When the Regional Ecological Summit (RES 2026) opens in Astana this Wednesday, the official framing will center on Shared Vision for a Resilient Future, combining practical regional solutions with diplomatic ambitions that include a Joint Declaration and a 2026-2030 Program of Action. Behind that language sits a harder reality. Water and energy officials in Tashkent, Bishkek, and Astana are dealing with a region which is drying out faster than its infrastructure and politics are adapting.
That gives the summit a sharper edge than earlier environmental gatherings. Two issues stand out: the management of winter water-sharing arrangements ahead of the irrigation season, and the way the shrinking Caspian could constrain the Middle Corridor.
The Toktogul Equation: A Fragile “Winter-for-Summer” Swap
The most immediate point of pressure is the Toktogul Reservoir in Kyrgyzstan. In late 2025, an agreement was reached under which Kyrgyzstan would limit winter hydropower generation, preserving water for downstream Kazakh and Uzbek farmers, in exchange for electricity supplies from its neighbors.
The arrangement remains in place, but its durability will be tested as summer demand rises. One question hanging over the summit is whether Kazakhstan and Uzbekistan will provide enough power support to help Kyrgyzstan conserve water without reopening old upstream-downstream tensions.
For downstream states, that is not only a water issue but an agricultural and political one.
The Caspian Emergency: Depth as a Trade Barrier
For years, the shallowing of the Caspian was treated as a long-term problem. In 2026, it is becoming an operational one. According to recent reporting, Aktau port is operating at an average depth of 4.5 meters, far below the 6.5 to 7 meters needed for full operations.
The summit will also highlight the Integrated Management of Seascapes project. The UNDP-linked initiative is intended to balance the need for dredging and port access with protection of the northern Caspian’s fragile ecosystem.

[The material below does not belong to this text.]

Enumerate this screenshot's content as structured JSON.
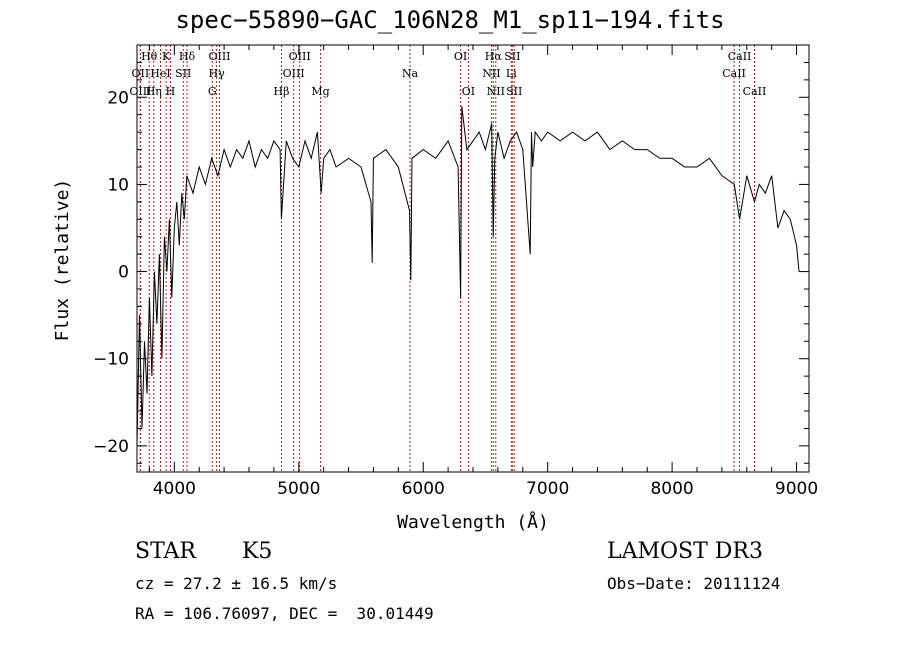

That tension is no longer theoretical. It now touches trade, shipping capacity, and the future of the corridor itself.
The Digital Transition
One of the summit’s more concrete strands is the National Water Resources Information System. According to the Kazakh government, the system is to enter industrial operation by the end of 2026.
The plan is to automate 103 irrigation canals in southern Kazakhstan using $1.15 billion in financing from the Islamic Development Bank. The broader regional test is whether neighboring states will share enough data to support a cross-border water monitoring system, giving officials a clearer view of how shared resources are being managed.
The Green Energy Corridor
Alongside the water agenda, the Green Energy Corridor remains one of the projects that clearly aligns Kazakhstan, Azerbaijan, and Uzbekistan. The plan is to transmit green electricity to Europe via a subsea cable across the Caspian. CESI is finalizing the feasibility study, pointing to an export model that leans less on hydrocarbons and more on regional infrastructure.
It also shows how environmental pressure and economic strategy are starting to overlap. For Central Asian governments, climate policy is no longer only about adaptation. It is also becoming a way to build new routes, attract financing, and tie the region more closely to European demand.
Education as a Security Pillar
Another important and less heralded part of the summit is the Regional Green School Platform. According to UNICEF data, 23 million children in Central Asia are exposed to high or very high levels of climate hazards. That helps explain why the summit is also pushing climate resilience into school curricula, not simply as environmental education but as part of long-term social stability.
What the Summit Must Deliver
While the RES-2026 EXPO will showcase more than 300 companies from 30 countries, the real measure of the summit will lie elsewhere. The test is whether participants can move beyond rhetoric and adopt a 2026-2030 Program of Action and Joint Declaration in a form that gives regional coordination more substance. If they can, the summit will mark a meaningful step toward shared resource management. If not, it risks becoming another well-staged meeting that leaves the region’s hardest environmental disputes unresolved.